Il ne s’agit donc pas de tel ou tel mouvement particulier et relatif mais du mouvement, si l’on peut dire, à sa racine, dans sa logique pure : le pur devenir. Comment écrire ce devenir ? C’est la question qui traverserait ce livre de Claro qui serait ainsi un effort radical pour arpenter le devenir, en être l’arpenteur errant, devenir soi-même un parcours mobile et sans terme.

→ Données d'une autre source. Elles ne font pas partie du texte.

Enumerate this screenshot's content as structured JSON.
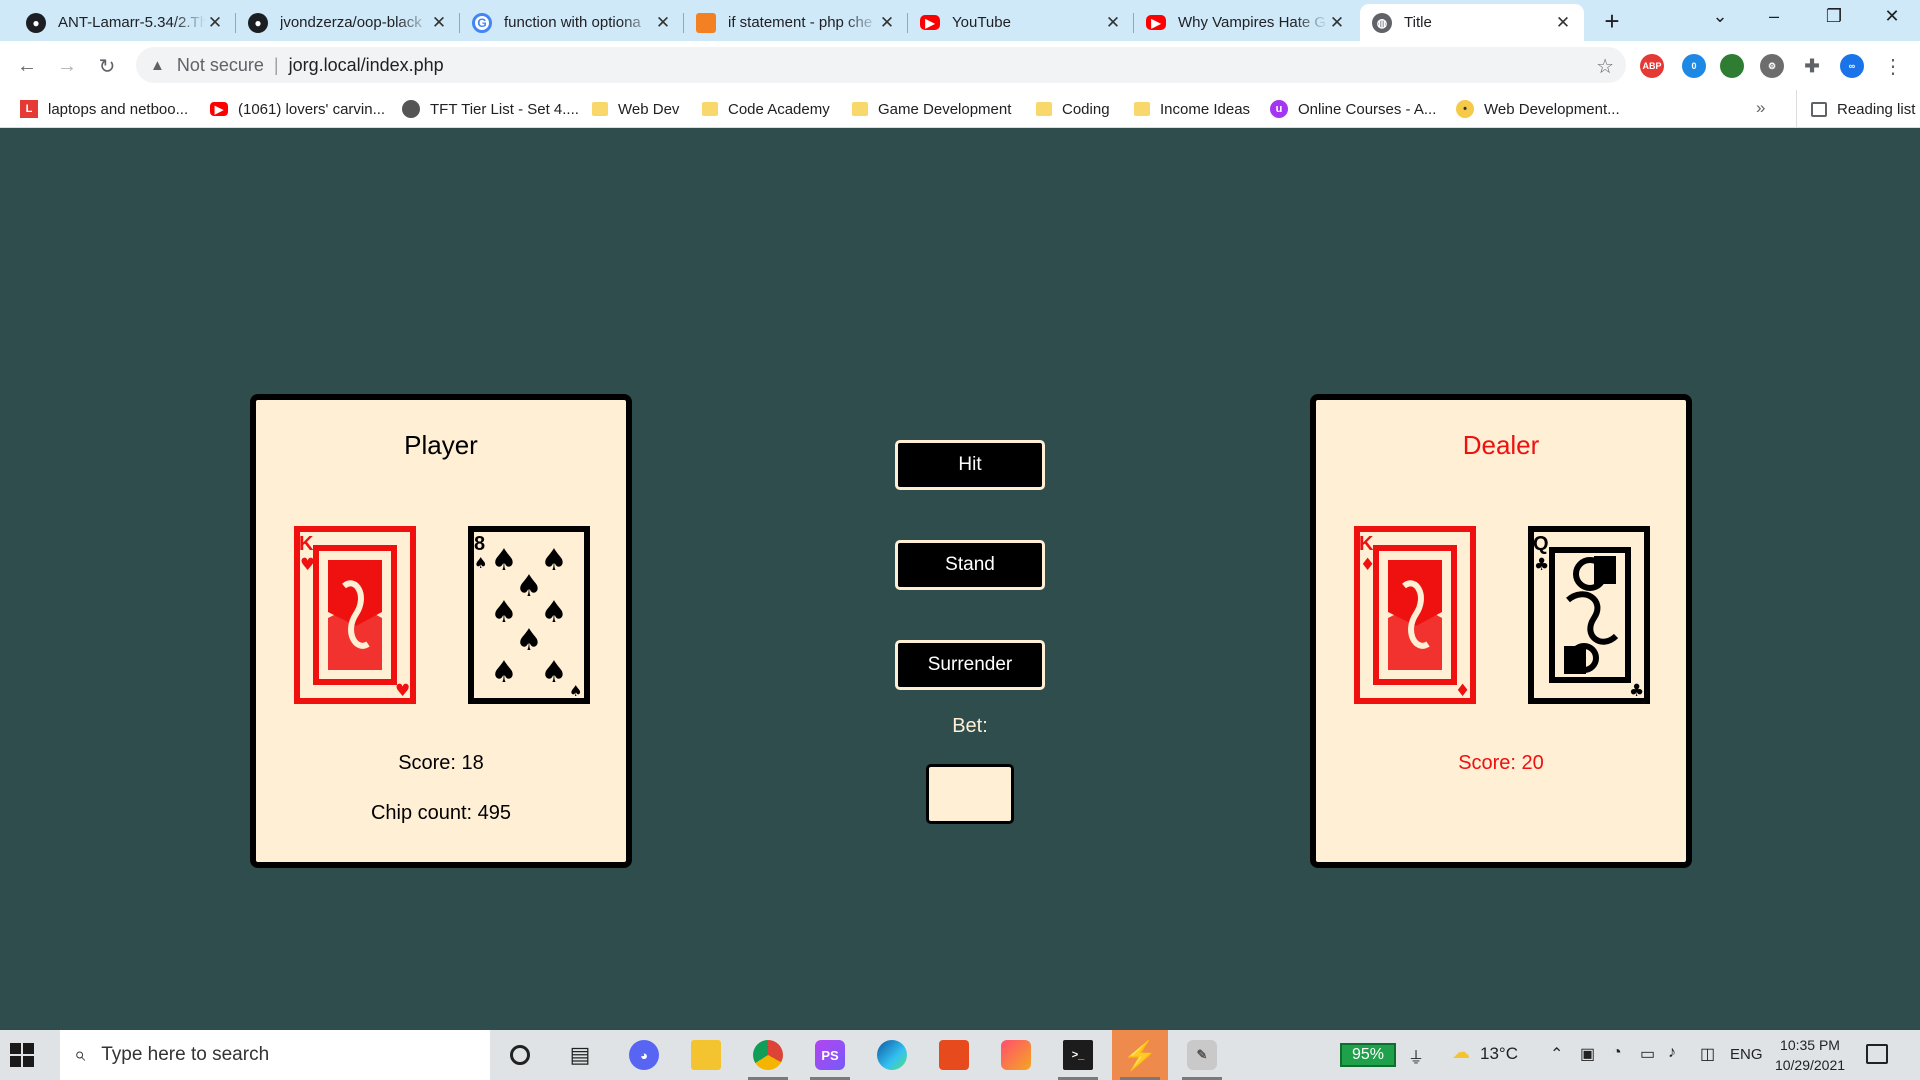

Le livre de Claro articule deux voix autant qu’il les désarticule – deux voix qui semblent dialoguer, en tout cas parler et se répondre ou ne pas se répondre mais coexister, se croiser, s’agencer l’une avec l’autre et s’emporter l’une dans l’autre. Leur dialogue serait moins un échange entre deux entités distinctes que mouvement de l’une dans l’autre, de l’une avec l’autre. A moins qu’il ne s’agisse d’une seule voix mais plurielle, multiple, non seulement double mais ouverte à plus de voix qu’elle-même. Nous parlons toujours plus qu’une langue lorsque nous parlons, même si ces langues multiples ou cette multiplicité de la langue sont étouffées en vue du dialogue, de la communication. Et lorsque nous parlons à quelqu’un, habituellement, la langue tend à s’homogénéiser, à se plier à la loi du commun. A l’inverse, les deux voix ou la double voix du texte de Claro ne signalent aucun locuteur, leur présence est seulement celle d’un acte de langage – seulement un Je et un Tu. Personne ne parle mais il y a du langage, de l’énonciation sans énonciateur : langage fantomatique qui n’est que la trace de lui-même, son propre fantôme vivant selon sa vie la plus intense et la plus libre – la vie de l’indéterminé, du fantomatique, du non ancré à l’intérieur des limites d’un corps, d’un individu, d’une bouche articulant, lorsqu’elle parle, la loi fasciste de la signification et de l’être.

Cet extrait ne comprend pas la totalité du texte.